The New York Times buries its latest poll story on Bush on Page 18, perhaps recognizing the lack of news in the findings. Yet reporters Todd Purdum and Marjorie Connelly try their best in, "Support for Bush Continues to Drop as More Question His Leadership Skills, Poll Shows."

They open: "A summer of bad news from Iraq, high gasoline prices, economic unease and now the devastation of Hurricane Katrina has left President Bush with overall approval ratings for his job performance and handling of Iraq, foreign policy and the economy at or near the lowest levels of his presidency, according to the latest New York Times/CBS News Poll."

The Times admits, contrary to its headline, that "The hurricane, alone, does not appear to have taken any significant toll on Mr. Bush's overall job approval rating, which remains stuck virtually where it has been since early summer. But the findings do suggest that the slow federal response to the hurricane has increased public doubts about the Bush administration's effectiveness.
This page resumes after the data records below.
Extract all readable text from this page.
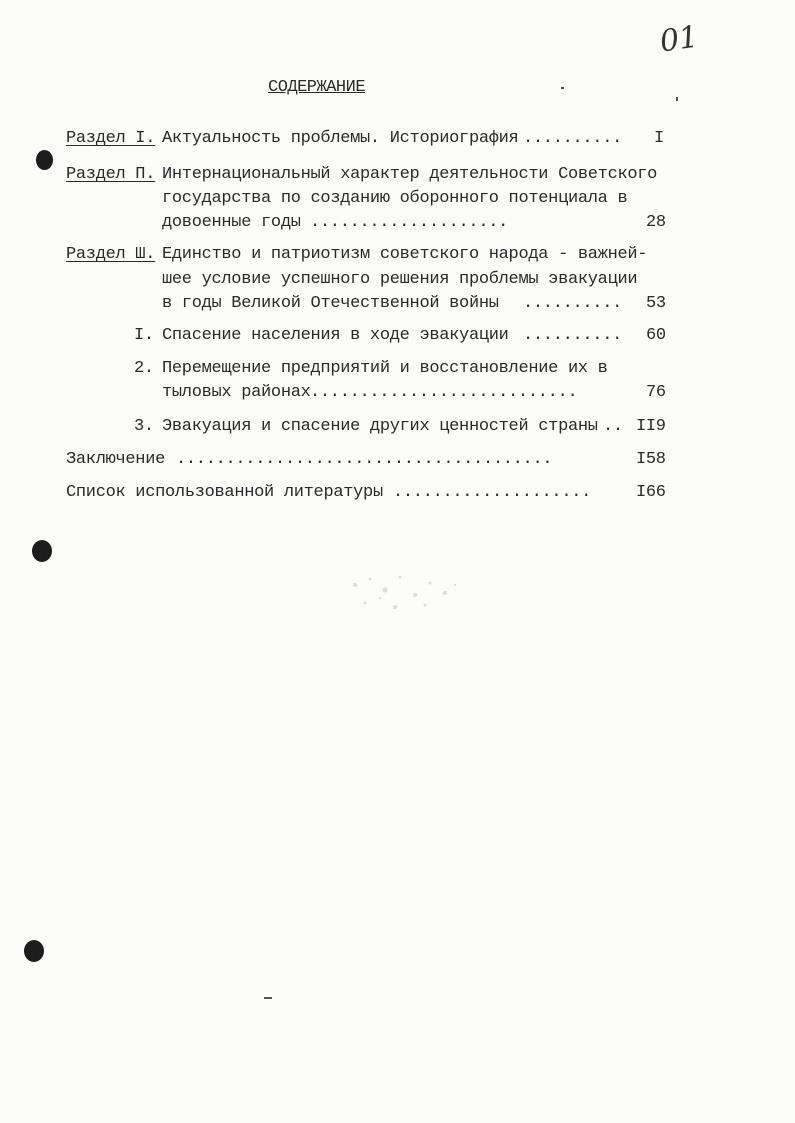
01
СОДЕРЖАНИЕ
Раздел I. Актуальность проблемы. Историография .......... I
Раздел П. Интернациональный характер деятельности Советского
государства по созданию оборонного потенциала в
довоенные годы ....................	28
Раздел Ш. Единство и патриотизм советского народа - важней-
шее условие успешного решения проблемы эвакуации
в годы Великой Отечественной войны .......... 53
I. Спасение населения в ходе эвакуации .......... 60
2. Перемещение предприятий и восстановление их в
тыловых районах ...........................	76
3. Эвакуация и спасение других ценностей страны .. II9
Заключение ......................................	I58
Список использованной литературы ....................	I66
Fifty-six percent of Americans said they were now less confident about the government's ability to respond to a terrorist attack or natural disaster."

But the Times doesn't mention in its story that the public perception of Bush's handling of Katrina has actually improved this week, from a 20-point gap in a CBS poll a week ago (38%-58% approval-disapproval) to a 6-point gap in this latest poll (44%-50%). For that tidbit you have to dig into the poll questions online. (It's Question 8.)
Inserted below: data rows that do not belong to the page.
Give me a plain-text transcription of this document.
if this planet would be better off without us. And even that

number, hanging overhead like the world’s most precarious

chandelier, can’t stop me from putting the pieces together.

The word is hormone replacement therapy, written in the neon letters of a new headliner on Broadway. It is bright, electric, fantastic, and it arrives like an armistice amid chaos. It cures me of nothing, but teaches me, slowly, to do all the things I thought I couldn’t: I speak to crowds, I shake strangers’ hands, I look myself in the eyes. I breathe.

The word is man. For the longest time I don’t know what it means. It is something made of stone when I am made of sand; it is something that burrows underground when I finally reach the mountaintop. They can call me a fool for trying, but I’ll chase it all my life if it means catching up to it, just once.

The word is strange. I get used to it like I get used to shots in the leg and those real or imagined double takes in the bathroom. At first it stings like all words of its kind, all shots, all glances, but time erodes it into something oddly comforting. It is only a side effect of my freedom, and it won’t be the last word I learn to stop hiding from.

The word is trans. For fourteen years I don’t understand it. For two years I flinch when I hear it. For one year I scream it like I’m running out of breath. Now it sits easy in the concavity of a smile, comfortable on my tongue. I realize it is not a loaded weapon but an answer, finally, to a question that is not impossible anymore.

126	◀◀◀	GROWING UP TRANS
Only in the fine print of a sidebar paragraph does the Times admit its poll is skewed: "Black Americans were sampled at a higher rate than normal to permit the analysis of black attitudes in greater depth." 211 out of 1088 respondents to the poll were black, almost 20%, compared to the 13% black share of the population. The story doesn't bother mentioning this, although black voters skew Democrat, which would affect Bush's polling numbers.

Tom Elia points out the skewed political breakdown of the respondents: Democrats 38%, Republicans 28%, Independents 28%, and "Don't Know" 9%.
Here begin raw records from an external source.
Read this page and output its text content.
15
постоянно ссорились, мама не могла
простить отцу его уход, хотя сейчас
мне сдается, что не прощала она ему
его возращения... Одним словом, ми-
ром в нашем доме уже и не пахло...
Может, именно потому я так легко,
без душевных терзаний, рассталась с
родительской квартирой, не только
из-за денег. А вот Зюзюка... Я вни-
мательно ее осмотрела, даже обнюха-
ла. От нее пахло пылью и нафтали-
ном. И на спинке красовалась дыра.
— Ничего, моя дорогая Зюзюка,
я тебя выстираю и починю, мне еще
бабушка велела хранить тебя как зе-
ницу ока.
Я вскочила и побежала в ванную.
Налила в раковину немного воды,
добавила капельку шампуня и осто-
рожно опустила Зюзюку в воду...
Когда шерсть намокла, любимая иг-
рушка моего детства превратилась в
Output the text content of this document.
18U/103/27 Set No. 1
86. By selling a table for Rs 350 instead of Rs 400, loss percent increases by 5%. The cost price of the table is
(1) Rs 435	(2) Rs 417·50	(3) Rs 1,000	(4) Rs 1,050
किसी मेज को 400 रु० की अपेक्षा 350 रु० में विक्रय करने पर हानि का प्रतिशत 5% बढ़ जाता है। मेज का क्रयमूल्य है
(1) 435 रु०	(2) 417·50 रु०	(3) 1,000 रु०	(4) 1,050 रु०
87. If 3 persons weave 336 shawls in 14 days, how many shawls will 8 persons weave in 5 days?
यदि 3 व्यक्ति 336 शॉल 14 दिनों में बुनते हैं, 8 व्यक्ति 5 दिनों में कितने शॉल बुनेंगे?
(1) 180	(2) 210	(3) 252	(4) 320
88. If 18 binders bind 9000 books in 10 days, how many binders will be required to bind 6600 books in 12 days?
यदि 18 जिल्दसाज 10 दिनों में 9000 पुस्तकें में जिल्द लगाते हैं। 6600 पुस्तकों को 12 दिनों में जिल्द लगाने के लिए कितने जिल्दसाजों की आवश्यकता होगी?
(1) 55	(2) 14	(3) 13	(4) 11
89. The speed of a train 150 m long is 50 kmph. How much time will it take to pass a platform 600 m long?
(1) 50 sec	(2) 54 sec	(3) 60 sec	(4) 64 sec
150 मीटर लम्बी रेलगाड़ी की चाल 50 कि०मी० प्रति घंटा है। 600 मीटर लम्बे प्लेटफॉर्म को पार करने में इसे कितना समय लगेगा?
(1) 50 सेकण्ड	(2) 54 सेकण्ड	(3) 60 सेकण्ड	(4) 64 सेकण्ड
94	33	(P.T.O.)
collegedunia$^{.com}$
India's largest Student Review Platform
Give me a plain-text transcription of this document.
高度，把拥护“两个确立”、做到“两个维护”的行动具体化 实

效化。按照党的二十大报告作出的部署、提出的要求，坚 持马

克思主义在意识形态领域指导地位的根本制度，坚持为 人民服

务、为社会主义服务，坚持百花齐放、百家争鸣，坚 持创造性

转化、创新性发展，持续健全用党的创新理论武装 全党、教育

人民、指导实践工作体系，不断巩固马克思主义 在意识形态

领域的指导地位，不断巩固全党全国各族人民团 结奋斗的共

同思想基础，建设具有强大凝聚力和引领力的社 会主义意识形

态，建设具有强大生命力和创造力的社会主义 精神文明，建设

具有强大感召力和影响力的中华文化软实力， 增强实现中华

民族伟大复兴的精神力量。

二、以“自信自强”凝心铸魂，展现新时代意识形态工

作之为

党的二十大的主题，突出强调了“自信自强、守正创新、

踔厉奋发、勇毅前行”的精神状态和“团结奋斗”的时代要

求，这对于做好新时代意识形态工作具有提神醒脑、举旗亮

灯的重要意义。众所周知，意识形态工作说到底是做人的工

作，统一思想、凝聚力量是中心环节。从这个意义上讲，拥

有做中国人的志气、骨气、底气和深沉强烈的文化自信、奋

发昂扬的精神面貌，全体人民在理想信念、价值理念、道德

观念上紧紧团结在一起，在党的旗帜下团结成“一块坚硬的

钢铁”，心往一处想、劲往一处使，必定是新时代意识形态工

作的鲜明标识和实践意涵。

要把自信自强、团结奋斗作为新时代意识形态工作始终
There are also liberally loaded questions such as Question 39: "Would you be willing or not willing to pay more in taxes to provide job training and housing for people affected by Hurricane Katrina?"

Question 26 asks: "How much do you think George W. Bush cares about the needs and problems of blacks?"

Question 53 asked respondents to parcel out blame for post-Katrina conditions, and the public spread it around, with the feds garnering a 10% share, the state of Louisiana 7%, the city of New Orleans 12%, FEMA 11%, with 12% blaming the residents who didn't evacuate. Bush himself got 8%. Apparently the public doesn't agree with the Times' emphasis on blaming Bush.

Question 55 brings up another liberal Times talking point: "Some people say that the fact that some National Guard troops and material are currently in Iraq slowed down the federal government's response to the hurricane and flooding in New Orleans."

Again, the public doesn't agree with the Times' liberal spin: 43% said it was not a factor, while 30% said it was a minor factor and 24% a major one.